AIMS To assess colonoscopic screening and surveillance for detecting neoplasia in patients with long-standing colonic Crohns disease (CD). PATIENTS AND METHODS Colonoscopy and biopsy records from patients with colonic CD were evaluated at the Cedars-Sinai Inflammatory Bowel Disease Center during a 17-year period (1992-2009). RESULTS Overall, 904 screening and surveillance examinations were performed on 411 patients with Crohns colitis (mean 2.2 examinations per patient). The screening and surveillance examinations detected neoplasia in 5.6% of the patient population; 2.7% had low-grade dysplasia (LGD) (n=11), 0.7% had high-grade dysplasia (HGD) (n=3), and 2.2% had carcinoma (anal carcinoma n=3; rectal carcinoma n=6).
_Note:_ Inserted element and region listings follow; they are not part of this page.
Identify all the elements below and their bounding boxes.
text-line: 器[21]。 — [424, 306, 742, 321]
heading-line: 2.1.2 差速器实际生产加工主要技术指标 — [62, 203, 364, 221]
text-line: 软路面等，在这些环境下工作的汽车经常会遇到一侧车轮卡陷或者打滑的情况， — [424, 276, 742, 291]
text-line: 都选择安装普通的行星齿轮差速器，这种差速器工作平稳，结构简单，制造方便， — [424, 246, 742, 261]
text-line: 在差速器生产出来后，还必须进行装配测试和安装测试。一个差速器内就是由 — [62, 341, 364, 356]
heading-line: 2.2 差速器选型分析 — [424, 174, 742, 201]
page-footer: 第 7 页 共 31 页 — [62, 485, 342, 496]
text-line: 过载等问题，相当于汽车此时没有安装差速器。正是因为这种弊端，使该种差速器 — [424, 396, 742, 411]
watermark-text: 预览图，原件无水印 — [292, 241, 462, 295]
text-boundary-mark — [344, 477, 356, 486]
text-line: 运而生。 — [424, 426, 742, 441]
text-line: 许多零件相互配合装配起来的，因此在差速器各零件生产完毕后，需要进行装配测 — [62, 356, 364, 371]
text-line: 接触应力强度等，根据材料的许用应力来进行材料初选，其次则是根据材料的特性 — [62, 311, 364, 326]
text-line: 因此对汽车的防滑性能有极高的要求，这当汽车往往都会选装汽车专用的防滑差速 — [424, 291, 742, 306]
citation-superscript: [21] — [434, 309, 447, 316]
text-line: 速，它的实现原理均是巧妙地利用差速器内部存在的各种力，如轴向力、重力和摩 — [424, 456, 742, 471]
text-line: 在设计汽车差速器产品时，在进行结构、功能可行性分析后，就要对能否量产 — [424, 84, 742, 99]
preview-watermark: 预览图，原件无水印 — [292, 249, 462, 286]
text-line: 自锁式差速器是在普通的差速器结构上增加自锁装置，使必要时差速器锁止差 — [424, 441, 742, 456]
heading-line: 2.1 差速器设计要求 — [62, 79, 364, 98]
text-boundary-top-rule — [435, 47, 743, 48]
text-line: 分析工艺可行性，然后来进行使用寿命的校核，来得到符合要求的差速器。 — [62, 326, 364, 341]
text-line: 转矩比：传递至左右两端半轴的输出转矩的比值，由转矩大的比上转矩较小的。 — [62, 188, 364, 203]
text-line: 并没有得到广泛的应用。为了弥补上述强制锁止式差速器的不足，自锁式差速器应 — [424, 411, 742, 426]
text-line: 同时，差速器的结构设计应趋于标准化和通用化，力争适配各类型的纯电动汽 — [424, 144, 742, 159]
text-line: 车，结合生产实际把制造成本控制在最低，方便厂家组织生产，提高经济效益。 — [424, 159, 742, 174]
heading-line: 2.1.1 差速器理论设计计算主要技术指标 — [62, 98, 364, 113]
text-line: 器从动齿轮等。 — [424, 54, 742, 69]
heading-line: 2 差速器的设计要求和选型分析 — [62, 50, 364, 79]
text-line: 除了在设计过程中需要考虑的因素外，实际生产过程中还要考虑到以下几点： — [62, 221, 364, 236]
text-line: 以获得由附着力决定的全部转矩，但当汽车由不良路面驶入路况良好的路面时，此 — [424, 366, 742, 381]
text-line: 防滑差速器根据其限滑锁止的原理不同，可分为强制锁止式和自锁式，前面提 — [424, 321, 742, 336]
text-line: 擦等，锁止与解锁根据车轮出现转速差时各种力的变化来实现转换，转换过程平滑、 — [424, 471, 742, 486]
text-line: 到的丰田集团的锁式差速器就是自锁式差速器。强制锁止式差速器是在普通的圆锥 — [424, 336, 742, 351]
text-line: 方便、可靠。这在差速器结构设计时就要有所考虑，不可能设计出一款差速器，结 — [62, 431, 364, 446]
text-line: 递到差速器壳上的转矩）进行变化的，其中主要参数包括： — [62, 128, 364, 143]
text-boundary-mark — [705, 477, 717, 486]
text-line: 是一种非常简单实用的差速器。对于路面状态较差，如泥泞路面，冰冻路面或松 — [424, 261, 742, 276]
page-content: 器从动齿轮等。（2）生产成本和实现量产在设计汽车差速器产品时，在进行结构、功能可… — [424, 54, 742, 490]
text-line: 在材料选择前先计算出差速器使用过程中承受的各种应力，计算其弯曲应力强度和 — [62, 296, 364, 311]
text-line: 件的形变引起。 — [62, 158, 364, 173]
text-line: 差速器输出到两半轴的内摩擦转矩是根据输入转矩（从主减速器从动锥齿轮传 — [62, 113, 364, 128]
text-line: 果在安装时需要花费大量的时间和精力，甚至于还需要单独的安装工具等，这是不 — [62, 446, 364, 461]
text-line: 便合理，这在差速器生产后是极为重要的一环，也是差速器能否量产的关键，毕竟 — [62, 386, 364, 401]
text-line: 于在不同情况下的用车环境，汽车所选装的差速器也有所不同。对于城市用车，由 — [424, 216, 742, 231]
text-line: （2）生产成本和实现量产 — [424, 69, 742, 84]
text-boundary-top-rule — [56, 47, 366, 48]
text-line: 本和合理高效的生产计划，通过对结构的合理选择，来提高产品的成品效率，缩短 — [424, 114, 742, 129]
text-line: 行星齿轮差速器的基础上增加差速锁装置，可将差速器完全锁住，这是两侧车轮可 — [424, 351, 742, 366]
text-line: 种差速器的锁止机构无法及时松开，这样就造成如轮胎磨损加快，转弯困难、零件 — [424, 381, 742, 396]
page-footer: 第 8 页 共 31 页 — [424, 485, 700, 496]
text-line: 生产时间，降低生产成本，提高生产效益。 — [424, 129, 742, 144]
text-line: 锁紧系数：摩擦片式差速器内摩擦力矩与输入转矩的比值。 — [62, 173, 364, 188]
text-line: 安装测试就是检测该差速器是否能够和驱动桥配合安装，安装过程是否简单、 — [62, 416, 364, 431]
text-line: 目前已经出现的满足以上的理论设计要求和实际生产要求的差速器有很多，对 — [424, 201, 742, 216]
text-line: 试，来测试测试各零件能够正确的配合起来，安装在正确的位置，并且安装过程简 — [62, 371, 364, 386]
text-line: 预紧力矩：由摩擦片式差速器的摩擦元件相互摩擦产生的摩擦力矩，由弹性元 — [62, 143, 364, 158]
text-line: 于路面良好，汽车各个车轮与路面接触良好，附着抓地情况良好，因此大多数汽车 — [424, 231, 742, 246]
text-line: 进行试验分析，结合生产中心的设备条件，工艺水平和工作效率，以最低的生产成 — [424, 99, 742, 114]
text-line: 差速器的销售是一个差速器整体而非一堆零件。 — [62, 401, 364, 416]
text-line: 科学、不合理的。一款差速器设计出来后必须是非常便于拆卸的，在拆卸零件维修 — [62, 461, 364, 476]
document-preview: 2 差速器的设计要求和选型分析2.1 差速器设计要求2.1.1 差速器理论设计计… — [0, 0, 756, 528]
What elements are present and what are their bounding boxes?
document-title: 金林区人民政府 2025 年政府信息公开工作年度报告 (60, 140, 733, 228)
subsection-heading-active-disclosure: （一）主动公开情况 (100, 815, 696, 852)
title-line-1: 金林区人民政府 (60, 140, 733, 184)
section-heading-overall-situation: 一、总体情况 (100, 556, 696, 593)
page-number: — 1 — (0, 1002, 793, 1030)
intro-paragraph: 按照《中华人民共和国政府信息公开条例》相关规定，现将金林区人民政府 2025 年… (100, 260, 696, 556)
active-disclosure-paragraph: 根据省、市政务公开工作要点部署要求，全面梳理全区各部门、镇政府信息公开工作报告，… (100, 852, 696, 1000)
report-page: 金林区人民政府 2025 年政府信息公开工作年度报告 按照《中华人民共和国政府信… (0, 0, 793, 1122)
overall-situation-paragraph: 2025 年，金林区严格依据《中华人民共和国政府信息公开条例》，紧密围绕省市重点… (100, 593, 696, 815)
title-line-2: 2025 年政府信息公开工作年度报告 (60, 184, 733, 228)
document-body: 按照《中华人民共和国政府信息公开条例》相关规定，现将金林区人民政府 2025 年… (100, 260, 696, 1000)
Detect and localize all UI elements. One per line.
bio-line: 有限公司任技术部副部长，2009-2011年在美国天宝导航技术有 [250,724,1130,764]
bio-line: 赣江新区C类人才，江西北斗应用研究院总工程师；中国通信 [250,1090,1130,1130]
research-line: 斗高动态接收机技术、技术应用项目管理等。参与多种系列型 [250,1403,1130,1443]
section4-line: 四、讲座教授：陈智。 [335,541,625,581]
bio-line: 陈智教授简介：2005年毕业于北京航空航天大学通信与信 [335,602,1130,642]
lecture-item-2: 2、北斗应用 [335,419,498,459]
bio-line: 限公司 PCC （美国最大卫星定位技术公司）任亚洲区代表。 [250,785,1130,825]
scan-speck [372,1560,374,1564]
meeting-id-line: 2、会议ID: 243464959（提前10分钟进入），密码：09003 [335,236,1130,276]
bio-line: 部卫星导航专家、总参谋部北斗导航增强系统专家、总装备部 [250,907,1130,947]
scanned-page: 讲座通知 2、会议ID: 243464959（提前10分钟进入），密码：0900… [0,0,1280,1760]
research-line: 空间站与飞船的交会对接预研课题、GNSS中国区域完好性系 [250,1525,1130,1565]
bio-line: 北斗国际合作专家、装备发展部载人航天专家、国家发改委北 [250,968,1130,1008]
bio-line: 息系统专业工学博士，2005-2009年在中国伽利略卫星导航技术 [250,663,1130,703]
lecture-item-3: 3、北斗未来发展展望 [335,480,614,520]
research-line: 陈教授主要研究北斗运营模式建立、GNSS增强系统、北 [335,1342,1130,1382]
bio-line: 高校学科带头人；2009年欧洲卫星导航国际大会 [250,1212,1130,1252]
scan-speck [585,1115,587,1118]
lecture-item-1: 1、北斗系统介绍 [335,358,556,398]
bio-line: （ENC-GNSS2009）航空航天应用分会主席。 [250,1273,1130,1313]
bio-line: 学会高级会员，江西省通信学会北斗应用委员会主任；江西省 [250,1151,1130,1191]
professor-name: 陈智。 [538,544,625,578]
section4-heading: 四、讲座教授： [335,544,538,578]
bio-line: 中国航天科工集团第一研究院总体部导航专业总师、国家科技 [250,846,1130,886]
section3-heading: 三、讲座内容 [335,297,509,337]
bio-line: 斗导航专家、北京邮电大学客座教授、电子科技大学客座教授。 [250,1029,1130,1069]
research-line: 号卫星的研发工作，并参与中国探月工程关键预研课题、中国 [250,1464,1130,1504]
Mean age of CD diagnosis was 25.6±0.8 years in those with normal examinations, compared to 17.7±2.7 years (p<0.001) in those with HGD, 36.85±1.43 in those with LGD (p=0.021) and 28.32±3.24 years in those with any dysplasia/cancer (p=0.034). Disease duration in patients with normal examinations was 19.1±0.5 years, compared to 36.8±4.4 years (p<0.001) in HGD, 16.88±2.59 in those with LGD (p=0.253) and 30.68±4.03 years in those with any dysplasia/cancer (p=0.152). The mean interval between examinations was higher in HGD (31.5±9.4 months) compared to those with normal colonoscopies (12.92±1.250 months; p=0.002). CONCLUSIONS We detected cancer or dysplasia in 5.6% of patients with long-standing Crohns colitis enrolled in a screening and surveillance program. Younger age at diagnosis of CD, longer disease course, and greater interval between exams were risk factors for the development of dysplasia.